インテリジェント ウェイブ(IWI)は11月15日、AIによる日本語校正サービス「IWI日本語校正ツール」の正式リリースを発表した。
東証など複数の企業が検証に参加
IWI日本語校正ツールは、大規模言語モデル(LLM)を用いた日本語文書の校正ツールだ。2022年11月にまずアルファ版を公開。その後ベータ版への移行してからは複数の企業でテストとフィードバックを繰り返し、機能の向上や追加を進めた結果、今回の正式版リリースへと繋がった。
ベータテストには東京証券取引所(東証)と日商エレクトロニクスも参加。東証では同社が発行する文書の確認業務に、日商エレクトロニクスでは外国籍社員の日本語メールチェックに使用され、検証および評価がなされているという。
無償版と有償版の2種類を用意
本サービスは無償版のほかに、1ユーザーあたり月額2000円の有償版が用意されている。無償版では基本機能のみアクセス可能で、一度にチェックできる文字数は1000字まで。対して有償版は細かい設定調整を含めた全機能を利用でき、一度にチェック可能な文字数も5万字まで拡大される。
各機能の詳細は以下の通り。
無償版と有償版のどちらでも利用できる機能
●基本的な文章校正
文章を入力すると自動で校正してくれる、本サービスの最も基本的な機能。誤字脱字や文法の誤用、二重否定、「ら抜き」言葉の指摘にくわえ、AIが文脈を判断し、文脈から外れる表記や不自然な表現の改善提案を受けることも可能だ。
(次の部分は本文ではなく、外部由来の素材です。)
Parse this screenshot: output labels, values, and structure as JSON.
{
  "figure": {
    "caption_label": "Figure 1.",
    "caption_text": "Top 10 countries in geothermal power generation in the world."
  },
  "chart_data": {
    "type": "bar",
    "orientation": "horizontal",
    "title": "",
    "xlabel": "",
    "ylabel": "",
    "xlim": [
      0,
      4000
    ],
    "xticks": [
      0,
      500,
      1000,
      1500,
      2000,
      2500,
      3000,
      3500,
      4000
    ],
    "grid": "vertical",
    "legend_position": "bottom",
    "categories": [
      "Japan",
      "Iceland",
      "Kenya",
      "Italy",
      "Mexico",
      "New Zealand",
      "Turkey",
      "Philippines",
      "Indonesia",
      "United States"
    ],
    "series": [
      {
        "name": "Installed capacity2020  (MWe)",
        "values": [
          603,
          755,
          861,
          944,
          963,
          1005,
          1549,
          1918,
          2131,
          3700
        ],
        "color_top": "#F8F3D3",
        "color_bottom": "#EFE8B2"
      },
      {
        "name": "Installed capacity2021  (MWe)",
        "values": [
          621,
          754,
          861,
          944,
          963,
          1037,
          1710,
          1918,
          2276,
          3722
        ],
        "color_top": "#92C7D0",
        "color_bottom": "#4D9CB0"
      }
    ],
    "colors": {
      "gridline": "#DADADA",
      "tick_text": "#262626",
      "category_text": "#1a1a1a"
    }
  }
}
文章は画面上での直接入力のほか、「Word」「Excel」「PowerPoint」ファイルの読み込みにも対応。後者はファイル内から自動でテキストを抽出し、IWI日本語校正ツールの画面上で校正する仕組みとなっている。
●公文書作成のためのチェック
こちらは、一般的な文書より記述に関するルールが厳密な公文書の作成に特化した校正機能。
文化審議会が公開している「公用文作成の考え方(建議)」(令和4年1月7日)に基づき、現代仮名遣いや漢字、ひらがな、カタカナでの記載が推奨される言葉や用法、常用外漢字の利用、送り仮名、外来語の利用などをチェックできる。
無償版と有償版、どちらのユーザーも利用できるが、後者の場合は機能のオン/オフの設定も可能だ。
有償版ユーザー限定機能
●独自のチェック用語集の作成
独自のチェック項目として専用の用語種を作成できる機能。指摘が必要な用語の追加するだけでなく、不要な指摘を抑制することも可能だ。
例えば「コンピュータ」という表記に対して「コンピューター」と改めるよう推奨するルールを追加することもできるし、逆に「コンピュータ」と入力してもそのままの表記を維持するようルール化することもできる。
文書の提出先によって単語の表記ルールが異なる場合、特に便利な機能といえるだろう。
●公用文作成のためのチェックルールの調整
前述の「公文書作成のためのチェック」について、チェック項目の全体や一部を自由にオン/オフできる機能。例えばチェック項目のうち、「現代仮名遣いに即したチェック」と「一部の字体のチェック」のみをオフにするといった使い方が可能だ。
●チーム内で校正ルールを共有
複数のユーザーで本サービスを利用する際、チーム内で校正ルールを共有することもできる。個々のメンバーで校正ルールを作成する必要がないため、校正業務を効率化することが可能だ。
●入力した情報の消去(非保存)
有償版ではIWI日本語校正ツールに入力した内容を消去することもできる。社外秘など機密性の高い情報を扱う際に便利な機能だ。
今後も機能を拡充予定
同社では正式リリース後も引き続きユーザーの意見を受け入れつつ、本サービスのAI学習の強化や機能拡充を進める方針。
今後は公共機関や金融業界など、文書の正確性が求められる分野への展開を予定しているという。